Father of three O’Hagan, whose work exposed loyalist paramilitaries, was shot dead as he walked home from a night out with his wife. He was the only journalist to have been murdered during the Troubles.

No-one has ever been convicted of his murder.

Seamus Dooley, assistant general secretary and Irish secretary of the National Union of Journalists (NUJ), said the Spotlight revelations came as no surprise to the union.

“The NUJ has been calling for an independent international investigation into Martin’s murder for some time,” he said.

“We have long believed that there was collusion and there is a very strong belief that there are people out there who know who killed Martin, and that they are being protected because of their association with security sources.”

Dooley renewed NUJ calls for an inquiry into the murder by an international independent panel of experts.

“The latest revelations merely confirm our belief that there is a nasty smell of the entire episode,” he said.

“It is deeply disturbing, as with many unsolved murders in Northern Ireland, that there has been no prosecution over Martin’s killing.

“It remains a stain on Northern Ireland, and a stain on the entire history of media freedom in Ireland.

“We would have no confidence in anything other than an external international panel investigating the murder at this stage.”

The PSNI said it would not comment ahead of the airing of the Spotlight programme, and while an investigation by the North’s Police Ombudsman into the killing and legal proceedings were ongoing.

Patrick Corrigan, of Amnesty International, said the new information was “disturbing”.

“It is incredible that, within 48 hours of Martin O’Hagan’s murder, the police were apparently provided with names, addresses and the various roles of the killers, yet failed to act,” he said.

“To this day, no-one has been held accountable. His killers literally got away with murder.”

Corrigan said it has long been suspected that those who ordered O’Hagan’s murder were “paid police informants linked to an illegal paramilitary group”.

“One might imagine these things only happen in the likes of Russia,” he added.
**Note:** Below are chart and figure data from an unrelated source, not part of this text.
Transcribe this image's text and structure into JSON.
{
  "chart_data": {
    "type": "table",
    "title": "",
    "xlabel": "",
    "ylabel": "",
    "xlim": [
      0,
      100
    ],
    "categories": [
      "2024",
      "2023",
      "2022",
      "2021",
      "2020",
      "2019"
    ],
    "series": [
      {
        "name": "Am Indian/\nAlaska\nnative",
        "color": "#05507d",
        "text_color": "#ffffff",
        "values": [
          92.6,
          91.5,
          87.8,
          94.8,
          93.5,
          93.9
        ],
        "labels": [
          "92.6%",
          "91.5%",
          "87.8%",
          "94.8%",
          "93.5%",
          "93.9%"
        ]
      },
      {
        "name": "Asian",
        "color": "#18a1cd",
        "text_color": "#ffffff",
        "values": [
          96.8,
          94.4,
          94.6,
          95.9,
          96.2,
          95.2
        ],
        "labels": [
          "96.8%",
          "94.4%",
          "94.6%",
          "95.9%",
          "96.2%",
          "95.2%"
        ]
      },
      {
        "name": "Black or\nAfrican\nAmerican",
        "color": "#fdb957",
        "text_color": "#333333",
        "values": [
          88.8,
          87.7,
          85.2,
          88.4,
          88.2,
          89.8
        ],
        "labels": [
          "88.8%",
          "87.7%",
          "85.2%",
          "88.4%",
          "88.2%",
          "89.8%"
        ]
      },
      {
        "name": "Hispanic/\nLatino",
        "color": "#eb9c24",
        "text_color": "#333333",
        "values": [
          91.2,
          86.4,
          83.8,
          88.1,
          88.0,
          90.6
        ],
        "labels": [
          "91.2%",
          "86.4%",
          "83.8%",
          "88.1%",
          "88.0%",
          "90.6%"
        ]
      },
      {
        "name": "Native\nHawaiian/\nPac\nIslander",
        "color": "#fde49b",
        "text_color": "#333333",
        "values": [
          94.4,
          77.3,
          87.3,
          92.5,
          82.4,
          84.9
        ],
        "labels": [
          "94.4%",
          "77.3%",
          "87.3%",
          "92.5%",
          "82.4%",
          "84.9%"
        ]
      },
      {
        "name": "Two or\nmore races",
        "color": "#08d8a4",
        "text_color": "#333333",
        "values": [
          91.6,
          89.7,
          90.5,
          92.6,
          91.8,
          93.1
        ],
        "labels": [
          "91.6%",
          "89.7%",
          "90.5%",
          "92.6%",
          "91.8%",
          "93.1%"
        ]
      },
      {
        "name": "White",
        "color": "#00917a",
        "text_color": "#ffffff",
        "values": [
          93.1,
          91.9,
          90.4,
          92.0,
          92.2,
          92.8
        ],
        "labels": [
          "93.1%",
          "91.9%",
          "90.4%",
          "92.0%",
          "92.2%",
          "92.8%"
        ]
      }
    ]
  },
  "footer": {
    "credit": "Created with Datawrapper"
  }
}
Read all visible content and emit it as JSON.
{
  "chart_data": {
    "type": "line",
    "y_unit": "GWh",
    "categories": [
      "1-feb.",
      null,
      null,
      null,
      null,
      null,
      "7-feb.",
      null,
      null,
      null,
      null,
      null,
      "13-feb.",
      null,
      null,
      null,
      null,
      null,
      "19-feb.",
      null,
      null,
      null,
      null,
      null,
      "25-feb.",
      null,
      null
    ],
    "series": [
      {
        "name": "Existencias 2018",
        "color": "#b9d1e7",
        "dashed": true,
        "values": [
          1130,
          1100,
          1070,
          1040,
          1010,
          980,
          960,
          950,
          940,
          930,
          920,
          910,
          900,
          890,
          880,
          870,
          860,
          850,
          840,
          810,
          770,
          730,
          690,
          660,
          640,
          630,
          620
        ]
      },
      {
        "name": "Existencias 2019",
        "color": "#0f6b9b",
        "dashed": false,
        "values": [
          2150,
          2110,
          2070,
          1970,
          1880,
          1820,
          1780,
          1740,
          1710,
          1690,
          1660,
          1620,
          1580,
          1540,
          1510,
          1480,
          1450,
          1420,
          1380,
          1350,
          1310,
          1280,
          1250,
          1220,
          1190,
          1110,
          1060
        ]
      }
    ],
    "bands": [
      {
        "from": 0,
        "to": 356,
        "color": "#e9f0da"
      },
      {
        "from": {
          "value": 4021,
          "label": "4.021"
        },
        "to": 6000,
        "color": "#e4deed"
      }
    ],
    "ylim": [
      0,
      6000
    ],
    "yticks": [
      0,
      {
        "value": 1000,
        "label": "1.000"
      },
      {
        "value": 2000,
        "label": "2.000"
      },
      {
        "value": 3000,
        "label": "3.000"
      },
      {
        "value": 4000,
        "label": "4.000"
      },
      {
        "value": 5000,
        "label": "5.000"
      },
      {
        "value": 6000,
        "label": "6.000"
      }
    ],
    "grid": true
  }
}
“But Martin O’Hagan was murdered in ‘peacetime’ Northern Ireland, where - two decades after his murder - journalists continue to work in a climate of fear amidst regular death threats from such armed groups.

“Amnesty International has long-held concerns about this case - it was a brutal murder, but also an attack on press freedom.

“Amnesty supports calls by the National Union of Journalists for a fresh investigation into this murder.”